Enter AB 1871, authored by Roger Dickinson (D-Sacramento). The bill authorizes a number of things, but “the bill’s most significant provision raises the daily stall fee the California Department of Food and Agriculture charges certified farmers markets for each vendor.” That’s David Karp, one of the state’s foremost pomologists (fruit experts), who has also followed farmers’ markets as a columnist for the last 15 years.
Presuming Governor Jerry Brown agrees and signs AB 1871, the fee will rise in January from a maximum 50 cents to $2. “That’ll raise about $1.4 million,” says Karp, who adds these fees apply to everybody selling in the farmers’ markets, including those selling ancillary products like popcorn or tacos. Where will the money go? To the state, which will run the enforcement program, hiring a couple of inspectors, but mainly reimbursing county agricultural commissioners.
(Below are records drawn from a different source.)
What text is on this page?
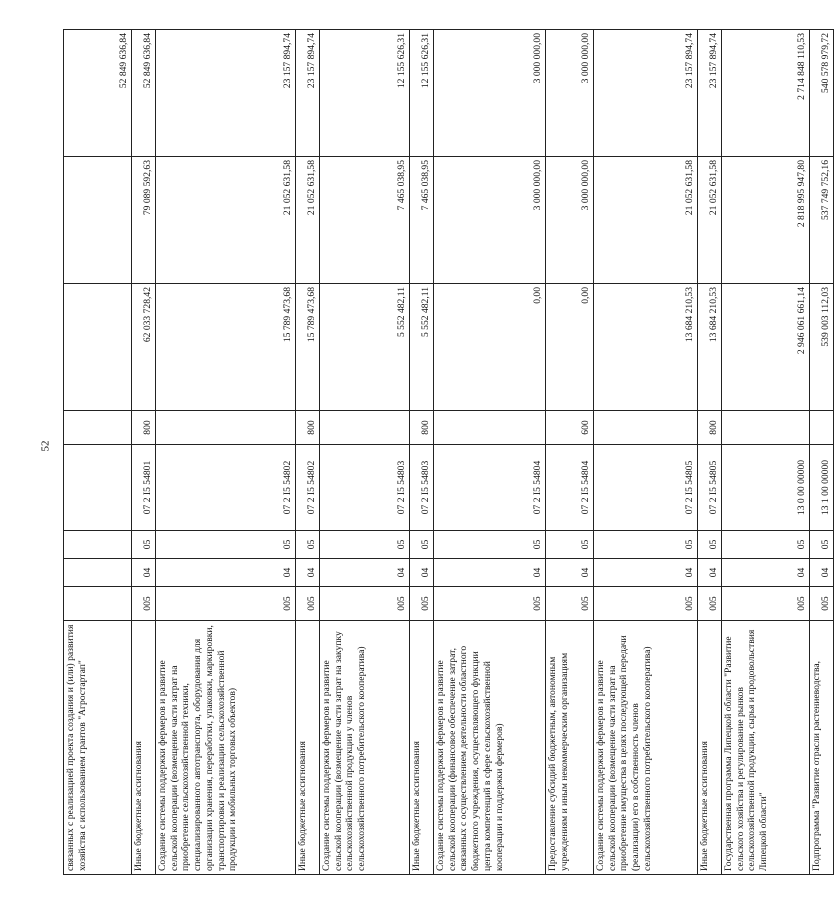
52
связанных с реализацией проекта создания и (или) развития хозяйства с использованием грантов "Агростартап"								52 849 636,84
Иные бюджетные ассигнования	005	04	05	07 2 I5 54801	800	62 033 728,42	79 089 592,63	52 849 636,84
Создание системы поддержки фермеров и развитие сельской кооперации (возмещение части затрат на приобретение сельскохозяйственной техники, специализированного автотранспорта, оборудования для организации хранения, переработки, упаковки, маркировки, транспортировки и реализации сельскохозяйственной продукции и мобильных торговых объектов)	005	04	05	07 2 I5 54802		15 789 473,68	21 052 631,58	23 157 894,74
Иные бюджетные ассигнования	005	04	05	07 2 I5 54802	800	15 789 473,68	21 052 631,58	23 157 894,74
Создание системы поддержки фермеров и развитие сельской кооперации (возмещение части затрат на закупку сельскохозяйственной продукции у членов сельскохозяйственного потребительского кооператива)	005	04	05	07 2 I5 54803		5 552 482,11	7 465 038,95	12 155 626,31
Иные бюджетные ассигнования	005	04	05	07 2 I5 54803	800	5 552 482,11	7 465 038,95	12 155 626,31
Создание системы поддержки фермеров и развитие сельской кооперации (финансовое обеспечение затрат, связанных с осуществлением деятельности областного бюджетного учреждения, осуществляющего функции центра компетенций в сфере сельскохозяйственной кооперации и поддержки фермеров)	005	04	05	07 2 I5 54804		0,00	3 000 000,00	3 000 000,00
Предоставление субсидий бюджетным, автономным учреждениям и иным некоммерческим организациям	005	04	05	07 2 I5 54804	600	0,00	3 000 000,00	3 000 000,00
Создание системы поддержки фермеров и развитие сельской кооперации (возмещение части затрат на приобретение имущества в целях последующей передачи (реализации) его в собственность членов сельскохозяйственного потребительского кооператива)	005	04	05	07 2 I5 54805		13 684 210,53	21 052 631,58	23 157 894,74
Иные бюджетные ассигнования	005	04	05	07 2 I5 54805	800	13 684 210,53	21 052 631,58	23 157 894,74
Государственная программа Липецкой области "Развитие сельского хозяйства и регулирование рынков сельскохозяйственной продукции, сырья и продовольствия Липецкой области"	005	04	05	13 0 00 00000		2 946 061 661,14	2 818 995 947,80	2 714 848 110,53
Подпрограмма "Развитие отрасли растениеводства,	005	04	05	13 1 00 00000		539 003 112,03	537 749 752,16	540 578 979,72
They are expected to provide the thin green line of defense, checking not just on market stalls but farms as well.
The bill also stiffens the fines that can be imposed, and even includes the possibility of jail time.
Why has it taken so long? Getting the stakeholders to agree was “like herding cats,” Karp says. He thinks public pressure from those aforementioned media reports was the main reason something finally happened. That said, officials in a couple of counties, Marin and Los Angeles, didn’t wait for legislation to crack down on fraudsters. In recent months, Karp says, Los Angeles has issued 61 tickets to vendors selling “produce not of own production,” or “PNOOP” as he likes to call it.
In other parts of the state, enforcement has been more haphazard, Karp says. Given that there are about 800 farmers’ markets in California, “if a tenth, or a quarter, or a third of that is not what it’s purported to be, we’re talking about tens of millions of dollars in cheating.”
Karp says it’s critical for counties to hire someone who’s knowledgeable to conduct enforcement.
“You can know a lot about produce. You can know a lot about farmers’ markets. But it’s a special set of skills, sort of like forensic accounting, plus agricultural science, that really determines whether you’ll be an effective inspector.”